У молодежи 20-х годов довольно популярна была задорная ницшеанская концовка стихотворения молодого Горького:
А вы на земле проживете,
Как черви слепые живут:
Ни сказок про вас не расскажут,
Ни песен про вас не споют.
Казалось бы, назвал человека червем — и успокойся. Ну не пой о нем песен, не рассказывай сказок… Но разве такая пассивная позиция к лицу атакующему классу?!
В начале1905 года в Трубецком бастионе Петропавловской крепости Горький написал пьесу “Дети Солнца” (так сказать, драматический вариант “Песни о Соколе”). То ли само пребывание в крепости повлияло, то ли впечатления 9 января, но в этой пьесе Горький не обличает хозяев жизни (всяческих мещан, врагов, дачников) и не только не призывает к бунту, но даже заметно дистанцируется, во всяком случае от проявлений стихийного бунта. Писатель как будто вспомнил, что бунт бывает только бессмысленный, и задумался: что ожидает в этом бунте деятелей культуры?
Сюжетной канвой пьесы и служат так называемые холерные бунты 1892 года в Нижнем Поволжье. Взбунтовавшееся население подозревало, что врачи умышленно распространяют эпидемию, чтобы обеспечить свой цех работой.

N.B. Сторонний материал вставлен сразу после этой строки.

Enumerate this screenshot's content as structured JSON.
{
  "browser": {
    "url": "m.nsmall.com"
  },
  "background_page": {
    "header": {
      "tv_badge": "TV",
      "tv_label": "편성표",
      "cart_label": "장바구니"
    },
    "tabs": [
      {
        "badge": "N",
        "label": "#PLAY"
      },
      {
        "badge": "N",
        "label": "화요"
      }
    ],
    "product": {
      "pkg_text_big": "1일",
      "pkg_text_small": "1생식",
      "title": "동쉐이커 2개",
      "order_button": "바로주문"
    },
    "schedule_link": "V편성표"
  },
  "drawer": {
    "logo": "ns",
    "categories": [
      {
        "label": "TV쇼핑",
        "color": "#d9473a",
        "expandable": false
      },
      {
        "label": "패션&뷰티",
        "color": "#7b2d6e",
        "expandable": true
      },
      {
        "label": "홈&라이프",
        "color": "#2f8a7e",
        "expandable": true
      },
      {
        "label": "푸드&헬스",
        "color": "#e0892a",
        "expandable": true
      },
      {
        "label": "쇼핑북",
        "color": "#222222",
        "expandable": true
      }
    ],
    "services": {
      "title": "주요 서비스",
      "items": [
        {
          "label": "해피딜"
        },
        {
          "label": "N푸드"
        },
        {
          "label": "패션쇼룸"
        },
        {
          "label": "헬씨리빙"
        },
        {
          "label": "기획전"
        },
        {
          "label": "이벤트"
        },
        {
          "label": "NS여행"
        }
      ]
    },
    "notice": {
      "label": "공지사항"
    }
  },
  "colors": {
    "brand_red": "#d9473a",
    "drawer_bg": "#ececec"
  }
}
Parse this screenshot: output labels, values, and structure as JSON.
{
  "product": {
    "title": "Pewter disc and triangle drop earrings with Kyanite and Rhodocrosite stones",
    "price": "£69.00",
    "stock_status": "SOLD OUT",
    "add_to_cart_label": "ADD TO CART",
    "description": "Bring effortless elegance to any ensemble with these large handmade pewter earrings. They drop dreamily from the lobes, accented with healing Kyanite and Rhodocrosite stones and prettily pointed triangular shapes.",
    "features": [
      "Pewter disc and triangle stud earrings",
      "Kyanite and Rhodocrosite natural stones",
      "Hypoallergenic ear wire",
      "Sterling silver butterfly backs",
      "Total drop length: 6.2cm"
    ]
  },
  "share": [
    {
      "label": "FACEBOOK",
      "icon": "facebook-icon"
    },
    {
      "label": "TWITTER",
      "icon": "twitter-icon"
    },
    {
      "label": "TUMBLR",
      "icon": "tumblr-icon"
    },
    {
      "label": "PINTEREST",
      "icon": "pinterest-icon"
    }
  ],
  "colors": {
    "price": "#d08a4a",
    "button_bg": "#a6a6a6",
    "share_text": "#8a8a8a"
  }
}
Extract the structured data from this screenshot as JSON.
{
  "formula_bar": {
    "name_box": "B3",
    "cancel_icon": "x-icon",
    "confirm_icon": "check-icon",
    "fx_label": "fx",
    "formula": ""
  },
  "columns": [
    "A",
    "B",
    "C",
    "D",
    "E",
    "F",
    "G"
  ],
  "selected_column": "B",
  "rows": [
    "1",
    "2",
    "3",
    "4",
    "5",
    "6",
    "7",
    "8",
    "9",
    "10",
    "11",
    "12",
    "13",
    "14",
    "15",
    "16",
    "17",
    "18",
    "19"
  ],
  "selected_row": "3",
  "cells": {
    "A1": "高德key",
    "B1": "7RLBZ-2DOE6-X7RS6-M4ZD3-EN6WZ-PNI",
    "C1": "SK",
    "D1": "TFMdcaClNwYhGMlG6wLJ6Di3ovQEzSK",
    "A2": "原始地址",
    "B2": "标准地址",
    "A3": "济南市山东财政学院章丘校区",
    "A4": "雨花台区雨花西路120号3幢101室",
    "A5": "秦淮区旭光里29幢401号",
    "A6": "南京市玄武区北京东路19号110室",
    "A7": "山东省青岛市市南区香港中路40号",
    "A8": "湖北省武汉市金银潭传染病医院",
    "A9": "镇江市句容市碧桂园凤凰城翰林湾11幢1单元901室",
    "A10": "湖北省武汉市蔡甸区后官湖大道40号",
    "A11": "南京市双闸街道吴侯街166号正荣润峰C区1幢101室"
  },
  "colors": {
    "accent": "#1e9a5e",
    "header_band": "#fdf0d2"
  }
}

В “Детях Солнца” пролетариат и вовсе представляет Егор — ловкий слесарь, но пропойца и буян, урезонить которого нельзя иначе как доской по башке. Главная проблема, которая заботит героев пьесы, — что делать с серой инертной массой, которая, как водоросли и раковины, присосалась к кораблю прогресса:
Лиза:А какое место в твоей картине, Лена, будут занимать вот эти люди?
Елена:Их там не будет, Лиза …
Протасов:Они, как водоросли и раковины, присосутся ко дну корабля …
Вагин:И будут затруднять его движение …
Лиза:Их участь — гибель, Елена? Без помощи, одни, эти люди должны погибнуть?
Елена:Они уже погибли, Лиза …
Художник Вагин скоро дополнит типично горьковским: “Мне органически чуждо все нездоровое”. Проблема названа: чтобы корабль двигался, надо отскребать то, что пристало к его дну. Что делать с отскребнутым, пока не уточняется. Зато Лиза — явно от лица автора — восторгается: “в этом доме звучат лучшие в мире мысли”.
Несколько ранее Горький излагал похожие (и, конечно, тоже “лучшие в мире”) мысли Л. Толстому. Про “окружение человекоподобных”; про то, что “все строится на зыбкой почве, во враждебной среде”… Толстой резонно заметил: “Вы — сомнительный социалист. Вы — романтик, а романтики должны быть монархистами”.72 Может быть, романтика и есть отказ от логики?
Было ли для Горького что-нибудь дороже прогресса? Вряд ли. Даже о своем служении сaмому передовому классу с его сaмой передовой идеологией он нет-нет и забывал, а о “прогрессе” — никогда.73 Значит, эти черви, водоросли, ракушки (упоминаются еще и “слепые кроты”)74 — враги прогресса! Что же с ними делать?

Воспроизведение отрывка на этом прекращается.